Christy Turlington was born on January 2, 1969. Although her mother is Salvadoran she came to world in San Francisco, California.
When Christy was a little girl, she spent her summers in San Salvador with her sisters, horseback riding in the countryside and visiting her many cousins.
Although she did not grow up in a Spanish speaking household, Christy says that she is able to understand much of the language because of her grandmother.

Her career began when a photographer spotted her horseback riding near her Miami home at the age of 13 and sent her photos to a model agency. She waited until she finished school to turn pro. At the age of 16, Christy became a Ford model.

Her unique looks are a true combination of her mother's olive skin and her father's bone structure. Turlington's mother was a Salvadoran flight attendant and her father was an American pilot. With a face that is often compared to Audrey Hepburn's, She has done it all in her fourteen-year modeling career. Among her contracts are such giants as Maybelline (worth $3 million and she has to work 12 days each year for them) Calvin Klein and many more. She did modeling jobs for Versace, Peta and Shiseido (Christy´s no longer participating in prét-á-porter shows).

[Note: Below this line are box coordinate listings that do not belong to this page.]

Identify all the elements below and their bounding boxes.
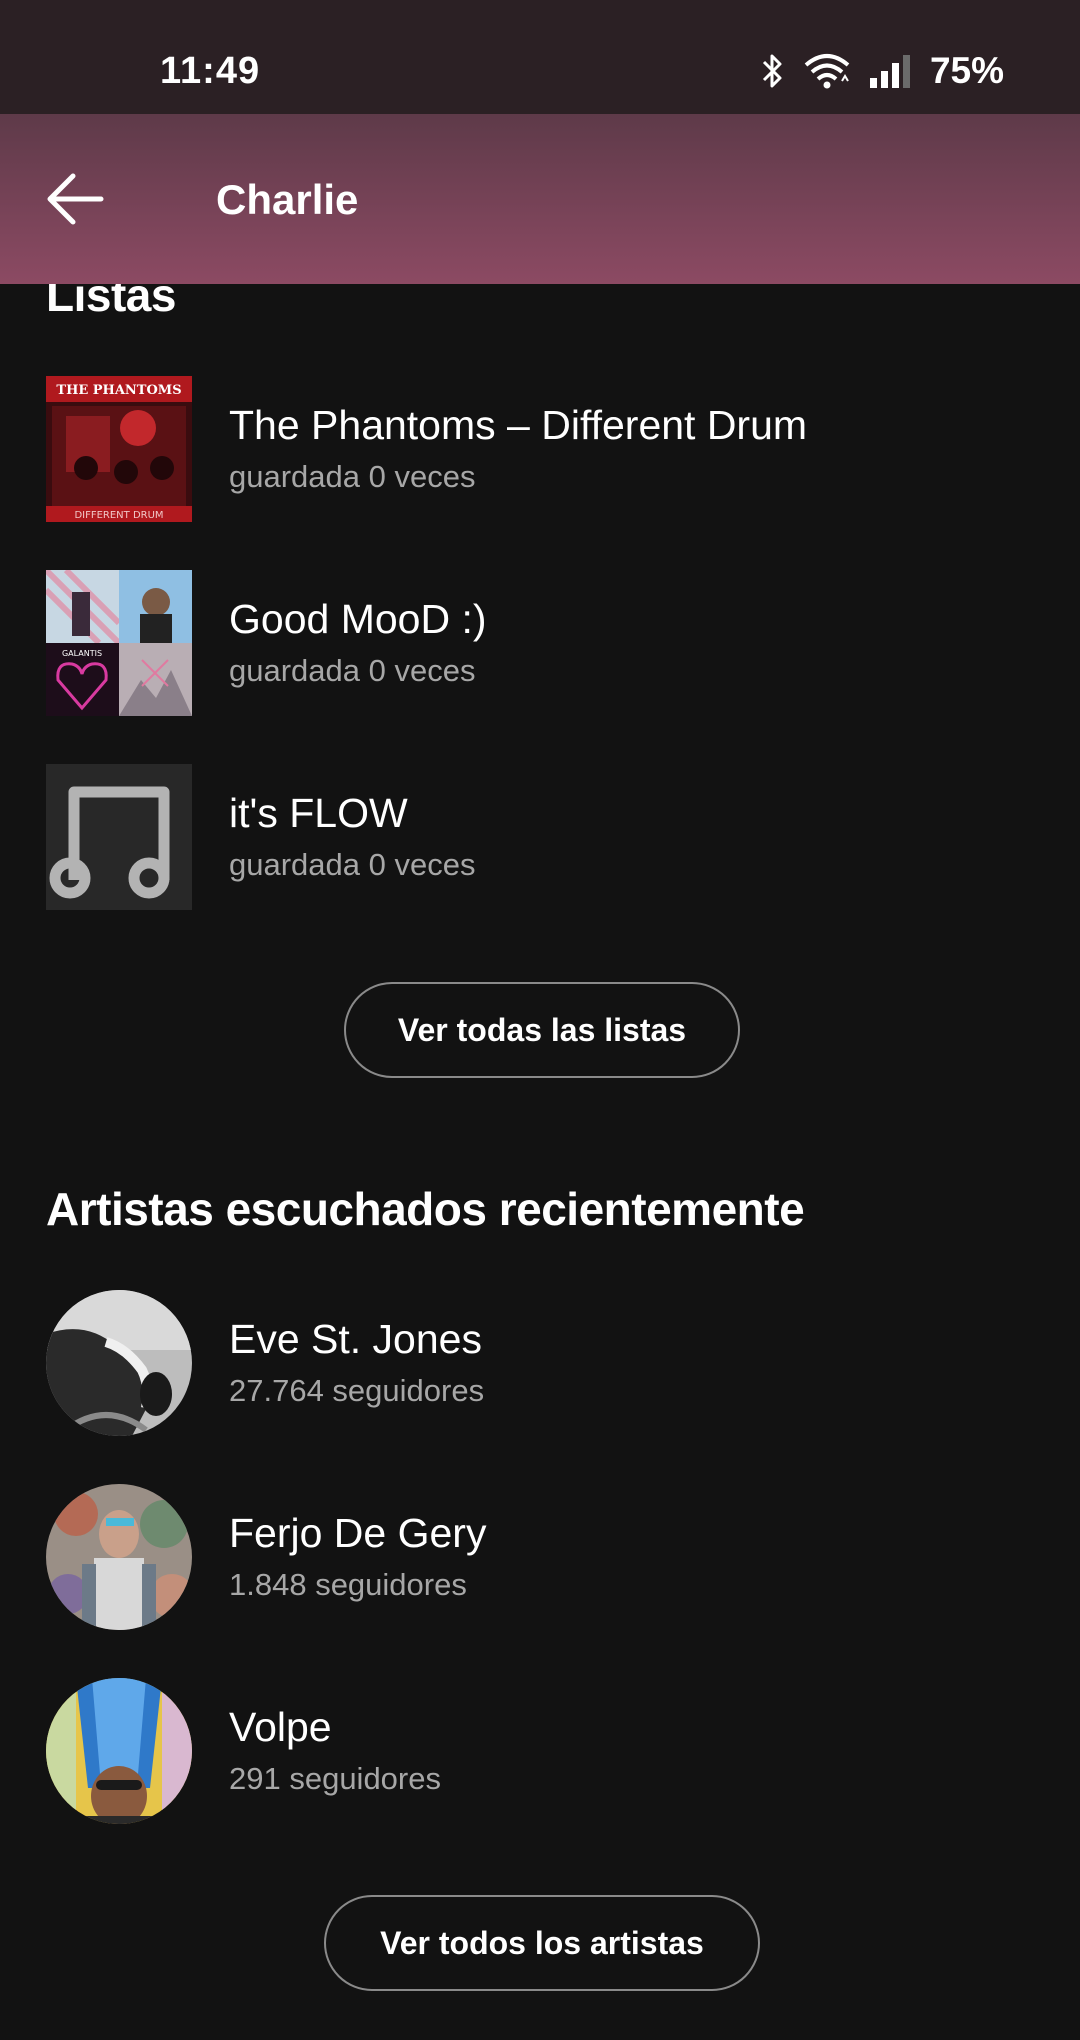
- artist-item[interactable]: Eve St. Jones 27.764 seguidores: [46, 1290, 1046, 1436]
- artist-name: Volpe: [229, 1704, 332, 1750]
- playlist-item[interactable]: THE PHANTOMS DIFFERENT DRUM The Phantoms…: [46, 376, 1046, 522]
- artist-followers: 1.848 seguidores: [229, 1567, 467, 1602]
- artist-avatar: [46, 1290, 192, 1436]
- section-title-playlists: Listas: [46, 284, 176, 321]
- playlist-item[interactable]: it's FLOW guardada 0 veces: [46, 764, 1046, 910]
- status-icons: 75%: [760, 50, 1004, 92]
- see-all-playlists-button[interactable]: Ver todas las listas: [344, 982, 740, 1078]
- section-title-artists: Artistas escuchados recientemente: [46, 1183, 805, 1235]
- artist-name: Ferjo De Gery: [229, 1510, 487, 1556]
- playlist-saves: guardada 0 veces: [229, 847, 476, 882]
- arrow-left-icon: [47, 173, 104, 225]
- see-all-artists-button[interactable]: Ver todos los artistas: [324, 1895, 760, 1991]
- cover-subtitle-text: DIFFERENT DRUM: [74, 510, 163, 521]
- playlist-cover: [46, 764, 192, 910]
- cover-title-text: THE PHANTOMS: [56, 383, 181, 398]
- artist-followers: 27.764 seguidores: [229, 1373, 485, 1408]
- battery-percentage: 75%: [929, 50, 1004, 91]
- playlist-cover: THE PHANTOMS DIFFERENT DRUM: [46, 376, 192, 522]
- playlist-saves: guardada 0 veces: [229, 653, 476, 688]
- bluetooth-icon: [762, 54, 782, 88]
- playlist-item[interactable]: GALANTIS Good MooD :) guardada 0 veces: [46, 570, 1046, 716]
- status-bar: 11:49 75%: [0, 0, 1080, 114]
- profile-content[interactable]: Listas THE PHANTOMS DIFFERENT DRUM The P…: [0, 284, 1080, 2040]
- artist-avatar: [46, 1484, 192, 1630]
- cover-title-text: GALANTIS: [62, 649, 102, 658]
- artist-name: Eve St. Jones: [229, 1316, 482, 1362]
- artist-avatar: [46, 1678, 192, 1824]
- playlist-saves: guardada 0 veces: [229, 459, 476, 494]
- signal-icon: [869, 55, 910, 88]
- music-note-icon: [49, 786, 170, 899]
- artist-followers: 291 seguidores: [229, 1761, 441, 1796]
- wifi-icon: [804, 54, 850, 89]
- playlist-cover: GALANTIS: [46, 570, 192, 716]
- app-header: Charlie: [0, 114, 1080, 284]
- page-title: Charlie: [216, 176, 359, 223]
- back-button[interactable]: [42, 166, 108, 232]
- artist-item[interactable]: Ferjo De Gery 1.848 seguidores: [46, 1484, 1046, 1630]
- status-time: 11:49: [160, 50, 261, 92]
- artist-item[interactable]: Volpe 291 seguidores: [46, 1678, 1046, 1824]
- playlist-title: Good MooD :): [229, 596, 487, 642]
- playlist-title: it's FLOW: [229, 790, 408, 836]
- playlist-title: The Phantoms – Different Drum: [229, 402, 808, 448]
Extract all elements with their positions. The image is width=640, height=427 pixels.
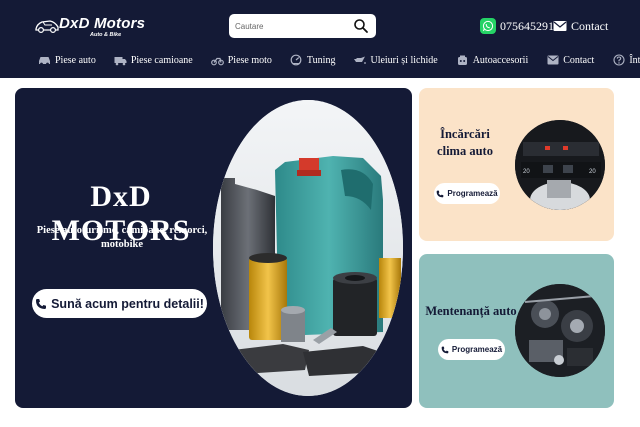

By now she is one of the top money makers in the modeling world. With an income of $23,7 each year she is the 8. best earning supermodel in the world. She has a apartment in New York City and Paris. She lives in the same New York City apartment as Cindy Crawford, Linda Evangelista and Winona Ryder. Perhaps the greatest honor bestowed on Turlington was not by a huge fashion conglomerate or even a famous fashion writer but by the New York Metropolitan Museum of Art. In 1993 their Costume Institute commissioned design house Pucci to create 120 mannequins with the same face - to be on display throughout the year in lush, historical, fashion exhibits. Of all the faces in the world, he chose Turlington's to cast in fiberglass.

Modeling, however, is not her entire life. In 1993, she invested in the "Up and Down Club," a combination restaurant-jazz club-dance spot on Folsom Street in San Francisco. "My younger sister, Erin, came up with the idea to get involved with the club," says Christy. "Erin actually runs the restaurant, along with our two other partners," she says. But whenever Christy Turlington is in San Francisco, she stops by the restaurant to "help out." The food served is contemporary California bistro cuisine, with Southern and Central American touches, of course. She had documentary made after her called 'Christy Turlington Backstage' which followed her life during the spring 1994 collections.

Turlington's life is not all business, either. She is the chairwoman for the International Committee for Intercambios Culturales of El Salvador, a new nonprofit organization. "Intercambios is a cultural exchange center that will open this summer in San Salvador," she explains. The center will offer a myriad of education programs, and it will include a public library, a community technology center, and a gallery. "This facility will give Salvadorans access to modern technologies that would otherwise not have been made available to them," she says.
The main purpose of the organization itself is to rebuild post-civil war El Salvador. "This center will give young people inspiration and hope," she says. Turlington seems to have her priorities straight and the world at her feet--making millions of dollars, traveling around the world, helping to rebuild El Salvador, and staying close to her family. What more could she want?
"I do not anticipate that I will still be modeling ten years from now," she says. "Eventually, I would like to have a family." Among other things, she also talks about becoming a novelist and a director. Turlington has done in 25 years what most people dream of doing in a lifetime. To her, success, just like her beauty, comes naturally.